The world literacy rate reached 86% in 2017, although it remains as low as 65% in sub-Saharan Africa. Progress in youth literacy — and shrinkage of the youth cohort — has been rapid enough in recent years to lead to an absolute decline in the overall number of illiterate youth aged 15 to 24, largely driven by Asia. But the number of illiterate elderly, aged 65 and above, continues to grow; there are now almost 40% more illiterate elderly than illiterate youth (Figure 12).

Figure 12: There are almost 40% more illiterate elderly than illiterate youth

Isolated illiterate individuals, who live in households where no member can read, tend to have worse labour market and quality of life outcomes than proximate illiterates, who live with one or more literate household members.

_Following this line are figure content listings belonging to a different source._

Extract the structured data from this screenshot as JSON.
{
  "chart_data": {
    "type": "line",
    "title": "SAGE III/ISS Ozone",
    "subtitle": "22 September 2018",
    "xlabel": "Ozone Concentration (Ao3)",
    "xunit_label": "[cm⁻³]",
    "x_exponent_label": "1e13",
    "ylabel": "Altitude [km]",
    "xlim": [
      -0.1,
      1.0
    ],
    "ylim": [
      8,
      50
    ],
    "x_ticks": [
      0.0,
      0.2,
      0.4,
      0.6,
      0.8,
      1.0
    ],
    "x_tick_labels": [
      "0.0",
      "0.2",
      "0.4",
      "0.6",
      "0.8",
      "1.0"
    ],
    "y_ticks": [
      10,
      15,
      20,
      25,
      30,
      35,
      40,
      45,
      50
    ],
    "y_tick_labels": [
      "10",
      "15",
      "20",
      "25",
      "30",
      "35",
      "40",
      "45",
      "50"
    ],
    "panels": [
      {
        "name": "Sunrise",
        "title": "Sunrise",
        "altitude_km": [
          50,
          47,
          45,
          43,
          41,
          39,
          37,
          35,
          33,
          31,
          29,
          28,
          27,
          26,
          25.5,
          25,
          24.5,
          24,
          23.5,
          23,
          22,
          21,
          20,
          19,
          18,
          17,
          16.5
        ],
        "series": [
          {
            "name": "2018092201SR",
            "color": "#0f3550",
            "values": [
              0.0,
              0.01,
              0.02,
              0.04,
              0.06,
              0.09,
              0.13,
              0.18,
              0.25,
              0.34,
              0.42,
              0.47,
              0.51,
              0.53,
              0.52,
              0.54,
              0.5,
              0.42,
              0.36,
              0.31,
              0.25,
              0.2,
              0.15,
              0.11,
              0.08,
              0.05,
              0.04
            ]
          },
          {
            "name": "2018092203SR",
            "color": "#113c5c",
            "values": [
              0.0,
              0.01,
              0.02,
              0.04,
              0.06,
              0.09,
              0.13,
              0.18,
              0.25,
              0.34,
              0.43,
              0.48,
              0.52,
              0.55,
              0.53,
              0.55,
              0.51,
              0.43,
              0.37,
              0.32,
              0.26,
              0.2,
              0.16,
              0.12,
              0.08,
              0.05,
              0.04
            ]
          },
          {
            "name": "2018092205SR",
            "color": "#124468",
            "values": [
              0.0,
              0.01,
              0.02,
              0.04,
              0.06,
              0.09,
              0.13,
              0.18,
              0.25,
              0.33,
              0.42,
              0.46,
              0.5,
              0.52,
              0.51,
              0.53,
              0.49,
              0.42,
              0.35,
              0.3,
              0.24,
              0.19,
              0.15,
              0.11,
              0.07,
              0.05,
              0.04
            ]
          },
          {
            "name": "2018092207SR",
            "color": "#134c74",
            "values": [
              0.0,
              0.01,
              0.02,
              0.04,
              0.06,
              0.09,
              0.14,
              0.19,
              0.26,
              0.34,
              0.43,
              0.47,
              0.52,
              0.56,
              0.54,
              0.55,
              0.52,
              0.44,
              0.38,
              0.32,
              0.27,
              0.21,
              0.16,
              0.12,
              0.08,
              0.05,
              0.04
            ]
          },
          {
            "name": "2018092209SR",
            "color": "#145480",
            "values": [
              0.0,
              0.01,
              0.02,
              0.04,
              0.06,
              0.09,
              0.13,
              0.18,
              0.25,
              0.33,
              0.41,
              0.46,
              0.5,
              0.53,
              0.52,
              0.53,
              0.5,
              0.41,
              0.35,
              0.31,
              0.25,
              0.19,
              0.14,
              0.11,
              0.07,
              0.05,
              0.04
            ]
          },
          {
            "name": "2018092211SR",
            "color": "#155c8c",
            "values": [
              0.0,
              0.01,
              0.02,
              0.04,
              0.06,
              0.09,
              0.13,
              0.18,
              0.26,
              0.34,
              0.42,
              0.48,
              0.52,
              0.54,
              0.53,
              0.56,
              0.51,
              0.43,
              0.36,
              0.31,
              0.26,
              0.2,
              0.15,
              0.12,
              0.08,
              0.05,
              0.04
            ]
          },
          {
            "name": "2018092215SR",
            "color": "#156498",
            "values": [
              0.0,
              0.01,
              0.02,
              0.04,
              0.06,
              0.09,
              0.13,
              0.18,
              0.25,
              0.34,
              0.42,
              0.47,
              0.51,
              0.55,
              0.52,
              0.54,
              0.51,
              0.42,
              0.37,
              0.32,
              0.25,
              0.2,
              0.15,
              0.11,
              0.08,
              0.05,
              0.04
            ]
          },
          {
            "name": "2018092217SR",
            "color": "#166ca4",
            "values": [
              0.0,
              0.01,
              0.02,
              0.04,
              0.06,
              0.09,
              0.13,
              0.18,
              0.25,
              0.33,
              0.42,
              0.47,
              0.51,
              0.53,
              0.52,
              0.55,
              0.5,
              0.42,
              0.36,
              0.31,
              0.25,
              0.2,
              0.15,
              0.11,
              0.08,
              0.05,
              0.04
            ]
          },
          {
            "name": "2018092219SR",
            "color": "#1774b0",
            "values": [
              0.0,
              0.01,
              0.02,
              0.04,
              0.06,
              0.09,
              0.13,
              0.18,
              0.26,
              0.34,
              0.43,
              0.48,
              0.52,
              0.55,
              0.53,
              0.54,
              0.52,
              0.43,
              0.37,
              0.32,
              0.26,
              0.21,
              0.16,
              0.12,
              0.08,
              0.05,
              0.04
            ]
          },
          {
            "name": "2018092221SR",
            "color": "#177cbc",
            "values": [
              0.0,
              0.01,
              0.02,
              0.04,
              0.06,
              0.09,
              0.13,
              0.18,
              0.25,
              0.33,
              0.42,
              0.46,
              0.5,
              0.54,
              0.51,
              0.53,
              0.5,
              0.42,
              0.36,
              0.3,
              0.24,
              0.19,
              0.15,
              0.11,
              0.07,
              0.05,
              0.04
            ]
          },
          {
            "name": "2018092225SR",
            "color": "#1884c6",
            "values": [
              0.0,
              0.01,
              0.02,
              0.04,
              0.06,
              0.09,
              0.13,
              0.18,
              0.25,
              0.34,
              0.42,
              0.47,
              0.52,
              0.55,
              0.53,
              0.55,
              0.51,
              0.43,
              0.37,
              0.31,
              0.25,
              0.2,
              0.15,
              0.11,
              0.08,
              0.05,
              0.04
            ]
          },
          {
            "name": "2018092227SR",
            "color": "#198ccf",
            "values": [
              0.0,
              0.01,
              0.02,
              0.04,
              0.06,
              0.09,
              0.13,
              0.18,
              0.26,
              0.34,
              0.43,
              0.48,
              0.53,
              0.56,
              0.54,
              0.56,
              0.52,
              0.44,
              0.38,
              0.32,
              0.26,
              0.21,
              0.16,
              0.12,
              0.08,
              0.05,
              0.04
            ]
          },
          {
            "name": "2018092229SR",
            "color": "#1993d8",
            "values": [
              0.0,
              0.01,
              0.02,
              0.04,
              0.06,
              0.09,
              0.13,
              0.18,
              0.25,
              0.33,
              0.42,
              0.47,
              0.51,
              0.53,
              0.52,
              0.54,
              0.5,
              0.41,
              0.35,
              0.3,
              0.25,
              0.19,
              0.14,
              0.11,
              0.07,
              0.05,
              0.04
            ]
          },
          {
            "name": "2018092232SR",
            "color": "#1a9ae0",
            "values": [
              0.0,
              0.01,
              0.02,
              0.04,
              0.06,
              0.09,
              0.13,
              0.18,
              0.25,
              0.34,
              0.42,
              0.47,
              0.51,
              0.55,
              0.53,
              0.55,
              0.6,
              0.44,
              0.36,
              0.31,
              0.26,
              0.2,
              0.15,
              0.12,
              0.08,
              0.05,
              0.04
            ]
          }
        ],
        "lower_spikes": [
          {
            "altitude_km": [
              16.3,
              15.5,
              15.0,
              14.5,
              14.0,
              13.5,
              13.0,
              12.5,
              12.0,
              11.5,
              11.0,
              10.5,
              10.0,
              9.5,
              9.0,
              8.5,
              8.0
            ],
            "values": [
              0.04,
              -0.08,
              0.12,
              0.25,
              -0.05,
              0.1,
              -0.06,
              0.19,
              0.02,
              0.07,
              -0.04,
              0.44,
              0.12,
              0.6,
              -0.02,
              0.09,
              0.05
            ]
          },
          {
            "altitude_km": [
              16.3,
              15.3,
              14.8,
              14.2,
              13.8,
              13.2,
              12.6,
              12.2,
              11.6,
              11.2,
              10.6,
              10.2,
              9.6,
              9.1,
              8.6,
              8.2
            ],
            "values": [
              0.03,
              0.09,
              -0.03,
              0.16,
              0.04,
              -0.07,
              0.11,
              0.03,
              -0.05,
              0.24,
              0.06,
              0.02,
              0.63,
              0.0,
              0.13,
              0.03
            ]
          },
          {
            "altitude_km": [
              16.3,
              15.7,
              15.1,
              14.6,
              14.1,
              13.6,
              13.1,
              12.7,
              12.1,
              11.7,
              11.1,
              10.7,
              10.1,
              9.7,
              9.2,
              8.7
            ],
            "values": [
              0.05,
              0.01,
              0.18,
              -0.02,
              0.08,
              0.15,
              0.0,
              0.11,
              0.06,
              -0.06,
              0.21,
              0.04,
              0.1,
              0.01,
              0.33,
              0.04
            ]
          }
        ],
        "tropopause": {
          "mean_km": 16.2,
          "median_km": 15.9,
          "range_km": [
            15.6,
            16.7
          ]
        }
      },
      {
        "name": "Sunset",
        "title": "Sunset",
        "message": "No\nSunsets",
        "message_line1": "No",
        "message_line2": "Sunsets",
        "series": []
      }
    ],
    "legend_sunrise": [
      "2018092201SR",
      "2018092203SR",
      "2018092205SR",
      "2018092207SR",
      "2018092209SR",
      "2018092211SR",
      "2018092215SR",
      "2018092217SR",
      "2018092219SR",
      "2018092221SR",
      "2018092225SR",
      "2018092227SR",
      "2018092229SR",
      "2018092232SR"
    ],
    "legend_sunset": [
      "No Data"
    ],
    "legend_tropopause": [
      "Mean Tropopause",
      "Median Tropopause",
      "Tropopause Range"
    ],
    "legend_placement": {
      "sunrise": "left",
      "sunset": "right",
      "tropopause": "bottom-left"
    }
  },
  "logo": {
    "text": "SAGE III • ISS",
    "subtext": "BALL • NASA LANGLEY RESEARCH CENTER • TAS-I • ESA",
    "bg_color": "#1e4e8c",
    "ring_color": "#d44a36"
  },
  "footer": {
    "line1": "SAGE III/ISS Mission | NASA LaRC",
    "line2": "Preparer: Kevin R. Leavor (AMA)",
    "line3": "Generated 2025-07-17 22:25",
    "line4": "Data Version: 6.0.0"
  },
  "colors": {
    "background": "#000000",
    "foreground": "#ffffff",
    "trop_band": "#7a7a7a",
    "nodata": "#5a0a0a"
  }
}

Isolated illiteracy tends to be higher among rural dwellers. In richer countries, isolated illiterates are relatively older than proximate illiterates, whereas the converse is true in poorer countries. One explanation is that most illiterates in poorer countries live in multigenerational households and hence are more likely to live alongside younger, more educated family members.

Accordingly, literacy interventions should be targeted at old adults living in one- or two-person households in richer countries and at socio-economically marginalized young adults, often living in rural areas, in poorer countries.